The visitors came to the MEDDAC footprint as part of a week-long tour of each of the Military Treatment Facilities in the Defense Health Agency's Low Country Market. Under the Fiscal Year 2017 National Defense Authorization Act, Congress called for alterations in the Military Health System. The various command teams came together to see what each other's capabilities are.
"As we transition military medicine into the Defense Health Agency, we're going to have to work together," Place said. "So, this is really just about achieving a shared understanding."
Place explained the importance of collaboration during the DHA transformation of the military health services is to ensure improvement processes are in place from an "efficiency perspective," but more importantly an "effectiveness perspective."

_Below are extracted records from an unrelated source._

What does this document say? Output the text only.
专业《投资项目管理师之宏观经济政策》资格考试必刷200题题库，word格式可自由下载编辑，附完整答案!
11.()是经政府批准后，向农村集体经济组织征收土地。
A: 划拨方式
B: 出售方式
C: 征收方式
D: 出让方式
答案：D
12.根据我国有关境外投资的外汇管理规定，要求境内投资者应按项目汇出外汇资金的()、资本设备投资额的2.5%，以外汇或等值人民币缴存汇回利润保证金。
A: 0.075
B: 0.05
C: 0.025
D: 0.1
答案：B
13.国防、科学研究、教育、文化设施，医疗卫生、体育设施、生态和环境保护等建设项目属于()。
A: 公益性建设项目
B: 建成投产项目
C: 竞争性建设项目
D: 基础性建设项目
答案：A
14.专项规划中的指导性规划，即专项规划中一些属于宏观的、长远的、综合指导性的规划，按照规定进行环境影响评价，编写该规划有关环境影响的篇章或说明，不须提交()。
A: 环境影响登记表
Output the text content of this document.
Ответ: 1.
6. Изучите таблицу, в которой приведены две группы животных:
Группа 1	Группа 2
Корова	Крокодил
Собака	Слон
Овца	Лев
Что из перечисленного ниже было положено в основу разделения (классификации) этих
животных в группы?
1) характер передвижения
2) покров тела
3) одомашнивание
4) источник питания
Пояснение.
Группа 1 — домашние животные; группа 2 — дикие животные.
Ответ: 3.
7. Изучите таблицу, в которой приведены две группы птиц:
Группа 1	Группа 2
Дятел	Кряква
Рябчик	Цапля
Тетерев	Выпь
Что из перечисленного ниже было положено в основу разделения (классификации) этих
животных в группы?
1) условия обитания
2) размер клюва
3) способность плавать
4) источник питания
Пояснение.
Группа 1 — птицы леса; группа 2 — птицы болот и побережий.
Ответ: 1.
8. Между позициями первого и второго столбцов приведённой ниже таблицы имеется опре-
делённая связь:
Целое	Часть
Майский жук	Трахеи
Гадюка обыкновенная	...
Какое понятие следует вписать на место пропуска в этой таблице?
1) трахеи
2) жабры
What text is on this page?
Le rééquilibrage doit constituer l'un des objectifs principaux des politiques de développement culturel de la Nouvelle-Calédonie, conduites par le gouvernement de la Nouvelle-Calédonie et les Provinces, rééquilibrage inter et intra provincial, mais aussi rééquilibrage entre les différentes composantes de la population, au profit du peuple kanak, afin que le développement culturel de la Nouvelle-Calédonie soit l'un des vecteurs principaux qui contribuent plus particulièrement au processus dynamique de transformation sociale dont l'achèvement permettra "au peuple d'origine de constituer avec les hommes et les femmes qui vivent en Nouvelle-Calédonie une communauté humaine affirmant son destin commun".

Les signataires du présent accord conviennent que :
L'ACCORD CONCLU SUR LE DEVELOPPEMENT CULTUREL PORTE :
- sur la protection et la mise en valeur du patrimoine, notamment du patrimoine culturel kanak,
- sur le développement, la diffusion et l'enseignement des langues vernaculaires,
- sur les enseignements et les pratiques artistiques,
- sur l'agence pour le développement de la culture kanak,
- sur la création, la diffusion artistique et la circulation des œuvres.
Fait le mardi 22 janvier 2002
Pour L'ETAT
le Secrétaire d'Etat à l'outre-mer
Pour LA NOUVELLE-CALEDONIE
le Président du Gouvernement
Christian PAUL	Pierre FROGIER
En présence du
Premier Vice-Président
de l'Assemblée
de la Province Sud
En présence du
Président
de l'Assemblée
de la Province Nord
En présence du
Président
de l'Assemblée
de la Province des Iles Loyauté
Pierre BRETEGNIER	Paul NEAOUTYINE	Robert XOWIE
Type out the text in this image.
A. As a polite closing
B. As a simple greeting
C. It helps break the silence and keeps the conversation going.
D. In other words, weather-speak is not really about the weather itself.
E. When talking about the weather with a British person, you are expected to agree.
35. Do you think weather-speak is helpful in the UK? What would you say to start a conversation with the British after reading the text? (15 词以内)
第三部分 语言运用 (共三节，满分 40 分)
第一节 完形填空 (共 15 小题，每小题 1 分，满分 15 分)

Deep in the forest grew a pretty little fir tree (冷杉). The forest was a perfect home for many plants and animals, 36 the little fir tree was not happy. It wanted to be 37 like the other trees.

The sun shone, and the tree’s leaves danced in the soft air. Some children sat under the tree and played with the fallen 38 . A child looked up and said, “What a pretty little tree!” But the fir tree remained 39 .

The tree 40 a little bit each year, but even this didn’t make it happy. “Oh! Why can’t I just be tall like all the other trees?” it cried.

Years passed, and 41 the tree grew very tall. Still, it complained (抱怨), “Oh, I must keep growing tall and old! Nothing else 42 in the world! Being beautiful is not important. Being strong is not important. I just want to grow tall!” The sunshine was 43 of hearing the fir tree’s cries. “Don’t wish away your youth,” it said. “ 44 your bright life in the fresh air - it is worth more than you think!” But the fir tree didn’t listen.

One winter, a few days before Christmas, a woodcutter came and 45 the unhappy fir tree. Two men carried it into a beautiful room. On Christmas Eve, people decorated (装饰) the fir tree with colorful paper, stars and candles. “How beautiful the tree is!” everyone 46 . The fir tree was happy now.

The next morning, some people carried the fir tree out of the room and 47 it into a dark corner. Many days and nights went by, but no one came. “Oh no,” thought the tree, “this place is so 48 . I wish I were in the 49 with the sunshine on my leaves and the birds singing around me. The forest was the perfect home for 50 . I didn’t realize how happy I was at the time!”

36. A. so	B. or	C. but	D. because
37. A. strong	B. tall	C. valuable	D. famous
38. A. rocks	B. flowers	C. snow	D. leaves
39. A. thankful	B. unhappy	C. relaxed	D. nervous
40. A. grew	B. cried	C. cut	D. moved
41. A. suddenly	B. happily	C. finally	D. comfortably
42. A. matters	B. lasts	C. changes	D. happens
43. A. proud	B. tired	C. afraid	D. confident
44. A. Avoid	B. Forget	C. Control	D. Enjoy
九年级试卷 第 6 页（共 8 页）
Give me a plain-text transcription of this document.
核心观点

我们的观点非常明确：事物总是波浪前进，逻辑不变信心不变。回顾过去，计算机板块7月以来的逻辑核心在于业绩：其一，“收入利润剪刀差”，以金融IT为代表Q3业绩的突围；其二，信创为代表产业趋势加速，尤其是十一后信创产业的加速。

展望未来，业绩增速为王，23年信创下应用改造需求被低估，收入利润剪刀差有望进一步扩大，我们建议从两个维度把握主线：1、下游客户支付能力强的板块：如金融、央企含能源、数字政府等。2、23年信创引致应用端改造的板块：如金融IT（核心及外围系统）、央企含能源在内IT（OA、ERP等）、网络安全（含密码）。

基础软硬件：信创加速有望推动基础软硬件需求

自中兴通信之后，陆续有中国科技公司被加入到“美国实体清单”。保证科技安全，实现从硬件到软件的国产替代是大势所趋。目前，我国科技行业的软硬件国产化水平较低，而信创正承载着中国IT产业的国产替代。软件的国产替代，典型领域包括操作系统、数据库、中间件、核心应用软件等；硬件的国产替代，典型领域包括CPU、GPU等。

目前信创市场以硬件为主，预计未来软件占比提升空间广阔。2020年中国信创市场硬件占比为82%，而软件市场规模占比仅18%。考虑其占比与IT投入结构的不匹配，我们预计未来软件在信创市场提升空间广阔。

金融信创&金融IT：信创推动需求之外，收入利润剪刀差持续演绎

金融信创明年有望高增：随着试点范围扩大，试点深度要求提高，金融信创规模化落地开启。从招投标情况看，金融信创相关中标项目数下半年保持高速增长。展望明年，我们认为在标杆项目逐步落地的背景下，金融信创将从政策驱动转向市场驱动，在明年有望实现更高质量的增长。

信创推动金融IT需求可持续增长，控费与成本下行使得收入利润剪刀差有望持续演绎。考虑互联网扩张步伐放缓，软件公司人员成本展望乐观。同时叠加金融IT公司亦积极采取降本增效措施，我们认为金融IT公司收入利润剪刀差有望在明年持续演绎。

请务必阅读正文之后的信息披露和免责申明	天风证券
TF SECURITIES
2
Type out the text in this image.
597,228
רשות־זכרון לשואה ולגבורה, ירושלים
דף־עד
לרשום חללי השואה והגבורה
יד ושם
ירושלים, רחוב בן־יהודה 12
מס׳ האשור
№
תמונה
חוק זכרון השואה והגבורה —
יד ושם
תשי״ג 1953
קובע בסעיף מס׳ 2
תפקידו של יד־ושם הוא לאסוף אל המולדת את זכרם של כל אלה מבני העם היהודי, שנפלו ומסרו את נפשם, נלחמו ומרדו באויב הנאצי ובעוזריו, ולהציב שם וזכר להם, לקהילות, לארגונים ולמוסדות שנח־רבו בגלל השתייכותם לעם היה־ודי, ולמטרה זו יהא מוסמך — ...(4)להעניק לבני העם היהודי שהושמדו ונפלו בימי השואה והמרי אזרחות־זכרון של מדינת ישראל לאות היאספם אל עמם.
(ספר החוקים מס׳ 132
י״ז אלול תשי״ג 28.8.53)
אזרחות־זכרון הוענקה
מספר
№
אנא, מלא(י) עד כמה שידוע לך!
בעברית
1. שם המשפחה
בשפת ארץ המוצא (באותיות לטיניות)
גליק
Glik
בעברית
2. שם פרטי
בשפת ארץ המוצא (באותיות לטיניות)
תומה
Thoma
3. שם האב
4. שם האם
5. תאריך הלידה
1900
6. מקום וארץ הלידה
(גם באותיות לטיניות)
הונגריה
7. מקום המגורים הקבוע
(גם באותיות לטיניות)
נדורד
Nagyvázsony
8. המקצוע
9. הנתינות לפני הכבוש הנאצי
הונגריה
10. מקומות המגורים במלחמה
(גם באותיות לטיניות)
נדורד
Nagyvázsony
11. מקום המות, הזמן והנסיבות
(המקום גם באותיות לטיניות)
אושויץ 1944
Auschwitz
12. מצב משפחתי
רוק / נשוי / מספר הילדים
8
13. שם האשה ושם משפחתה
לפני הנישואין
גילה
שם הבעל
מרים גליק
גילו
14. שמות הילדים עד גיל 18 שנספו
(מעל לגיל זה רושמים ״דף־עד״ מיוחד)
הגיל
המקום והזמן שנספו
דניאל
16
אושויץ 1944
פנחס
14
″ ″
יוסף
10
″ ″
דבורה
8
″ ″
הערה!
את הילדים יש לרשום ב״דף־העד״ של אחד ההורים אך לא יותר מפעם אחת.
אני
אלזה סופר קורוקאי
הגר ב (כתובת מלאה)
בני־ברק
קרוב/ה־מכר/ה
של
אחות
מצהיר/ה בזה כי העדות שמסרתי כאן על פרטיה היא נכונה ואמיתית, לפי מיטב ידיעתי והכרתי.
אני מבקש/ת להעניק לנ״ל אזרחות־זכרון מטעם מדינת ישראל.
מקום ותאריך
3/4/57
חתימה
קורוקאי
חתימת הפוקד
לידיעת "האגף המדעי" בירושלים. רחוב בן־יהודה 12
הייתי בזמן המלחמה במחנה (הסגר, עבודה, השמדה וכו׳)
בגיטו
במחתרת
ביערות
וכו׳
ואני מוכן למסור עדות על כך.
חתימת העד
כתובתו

"Where across the entire spectrum, whether it's care of a Soldier, care for a Marine, care of an Airman care of a Sailor [is] that we work collaboratively first to achieve excellency," said Place.
Currently the system has more than nine million beneficiaries associated with it, and a 50 plus billion dollar budget, which makes the transition complex, yet impactful for patients.
"In other words the quality of care that we give continues to be excellent or better," Place said. "That the safety elements that we have within our systems … from a patient safety and an organizational perspective. That it stays the same or gets better. In doing all that, our staff, our uniformed staff, our civilian staff, we all understand where we're going and why we're going. So that we can be a part of the process."
Medical Treatment facilities serve as the training range for the uniformed personnel, which helps to ensure the service members are medically ready at all times. Place said the MTFs is where ready medical forces are developed, serving as a live-fire range of sorts.
"The great thing about it is we recognize that Family Member care is often part of readiness," Place said. "It's that relationship that we in military medicine have with our Families that leads to that. Similarly, much of that training that we have to do, so skill sustainment's, proficiency, currency that sort of thing, for the things that we are going to do in combat don't really happen to Soldiers and Family Members. So, we have those sorts of healthcare problems that gives us the best training environment for the things that we need to do in combat."
The transition to DHA should be transparent for the staff here, yet invisible to the beneficiary population. The great care beneficiaries receive today should be the same next month, and next year Place said.
For those who may be experiencing a sense of anxiety about what a DHA future looks like, Place works to ally those thoughts.
"The DHA is us," Place said. "More than anything I want people to feel comfortable that the impact that they're worried about will likely be significantly less than what they're actually going to experience."
As a divisional post, Place said its obvious by the many transformations, renovations, additions and infrastructure that Winn is experiencing, lends to the importance and investment of the local community to the MTF.
"It's great to see that better leadership than mine has existed after I left to make this organization an even better organization then when I was here," Place said. "I look forward to coming back again and again and seeing just how extraordinary this team can work together."
Winn ACH is expected to be transitioned to DHA by Fall 2019.